A hard act to follow then for pianist Piers Lane, who joined Dean and the SSO for Rachmaninov’s formidable Third Piano Concerto. But from the surging strings and distinctive folk-like melody of the opening, which Lane delivered with simple clarity, the excitement only escalated. Rachmaninov wrote this Concerto for his American tour, giving the first performances in New York in 1909 (one of the early performances was conducted by none other than Gustav Mahler at Carnegie Hall) and, thanks in part to the advocacy of Vladimir Horowitz and its later use in the film Shine, it has now become one of the most well-loved (and perhaps feared) concertos in the repertoire.

The technical challenges were water off a duck’s back for Lane, however, who brought a deft, firm-yet-agile touch to the Concerto, but also a beautiful sense of the work’s architecture. He teased melodies out of the virtuosic storm of notes with precise clarity, masterfully weaving them into a larger tapestry, throwing the heavier late Romantic pianism into stark relief with sweetly sculpted lighter moments. He glittered against Emma Sholl’s sonorous flute in the first movement’s cadenza and injected the work’s quirkier moments with capricious humour.

Diana Doherty’s oboe solo in the second movement was a highlight before Lane’s sparkling trill spun off into lush soloing. He fired off biting accents against the brass, duetted with the full-toned strings and he and Dean found a balance between piano and orchestra that hit the sweet spot in terms of exciting tension, without ever tipping too far in one direction or the other. The Concerto’s heroic finale became a triumphant, cathartic climax that had been slowly building, it seemed in retrospect, not just from the first movement but from the opening notes of the concert itself.
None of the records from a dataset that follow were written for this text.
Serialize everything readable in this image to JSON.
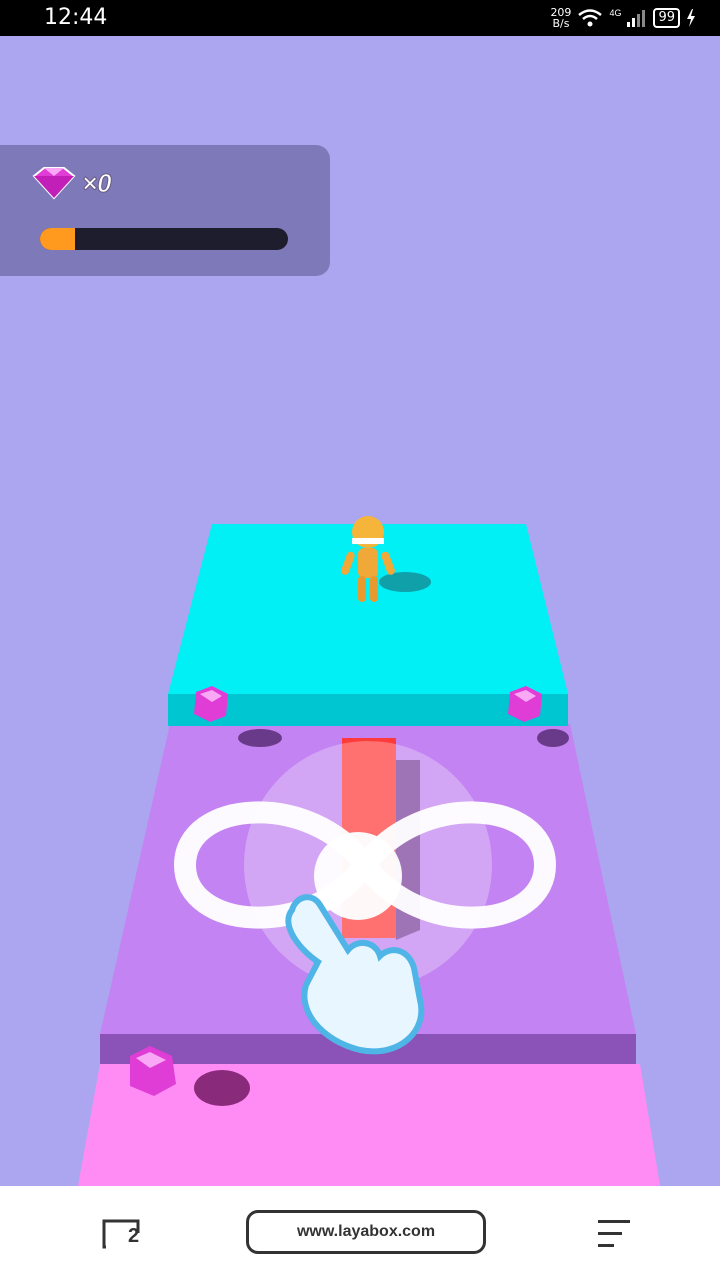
{
  "status_bar": {
    "time": "12:44",
    "net_speed_value": "209",
    "net_speed_unit": "B/s",
    "network_type": "4G",
    "battery": "99"
  },
  "hud": {
    "gem_icon": "gem-icon",
    "gem_count": "×0",
    "progress_fraction": 0.14
  },
  "tutorial": {
    "gesture": "infinity-swipe",
    "icon": "pointing-hand-icon"
  },
  "browser": {
    "tab_count": "2",
    "url": "www.layabox.com",
    "menu_icon": "menu-icon"
  },
  "colors": {
    "background": "#aca6f0",
    "top_platform": "#00f0f5",
    "middle_platform": "#c383f2",
    "bottom_platform": "#ff8cf5",
    "gem": "#e03cd6",
    "progress": "#ff9a1f"
  }
}
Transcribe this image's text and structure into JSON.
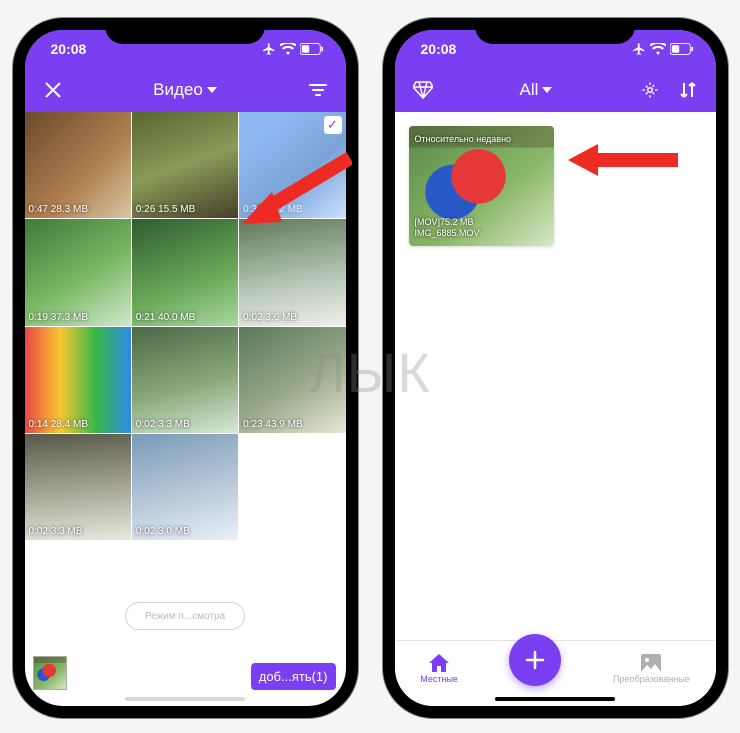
{
  "status": {
    "time": "20:08"
  },
  "left": {
    "title": "Видео",
    "hint": "Режим п...смотра",
    "add_label": "доб...ять(1)",
    "videos": [
      {
        "duration": "0:47",
        "size": "28.3 MB",
        "cls": "t-squirrel"
      },
      {
        "duration": "0:26",
        "size": "15.5 MB",
        "cls": "t-ostrich"
      },
      {
        "duration": "0:39",
        "size": "75.2 MB",
        "cls": "t-parrot",
        "selected": true
      },
      {
        "duration": "0:19",
        "size": "37.3 MB",
        "cls": "t-green1"
      },
      {
        "duration": "0:21",
        "size": "40.0 MB",
        "cls": "t-green2"
      },
      {
        "duration": "0:02",
        "size": "3.6 MB",
        "cls": "t-fall"
      },
      {
        "duration": "0:14",
        "size": "28.4 MB",
        "cls": "t-slide"
      },
      {
        "duration": "0:02",
        "size": "3.3 MB",
        "cls": "t-mtn"
      },
      {
        "duration": "0:23",
        "size": "43.9 MB",
        "cls": "t-river"
      },
      {
        "duration": "0:02",
        "size": "3.3 MB",
        "cls": "t-wfall"
      },
      {
        "duration": "0:02",
        "size": "3.0 MB",
        "cls": "t-rig"
      }
    ]
  },
  "right": {
    "title": "All",
    "card": {
      "tag": "Относительно недавно",
      "line1": "[MOV]75.2 MB",
      "line2": "IMG_6885.MOV"
    },
    "tabs": {
      "local": "Местные",
      "converted": "Преобразованные"
    }
  },
  "watermark": "ЛЫК"
}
With the orchestra in top form, a cleverly curated programme and a stunning soloist, this was a spectacular concert – orchestral music at its best – and the audience fed off that fierce energy. They roared as Lane sat down for an encore, Moritz Moszkowski’s rippling Étincelles Op. 36 No 6 (also a favourite of Horowitz) aptly, for this concert, titled Sparks.


The Sydney Symphony Orchestra performs Rachmaninoff on Fire at the Sydney Opera House October 20.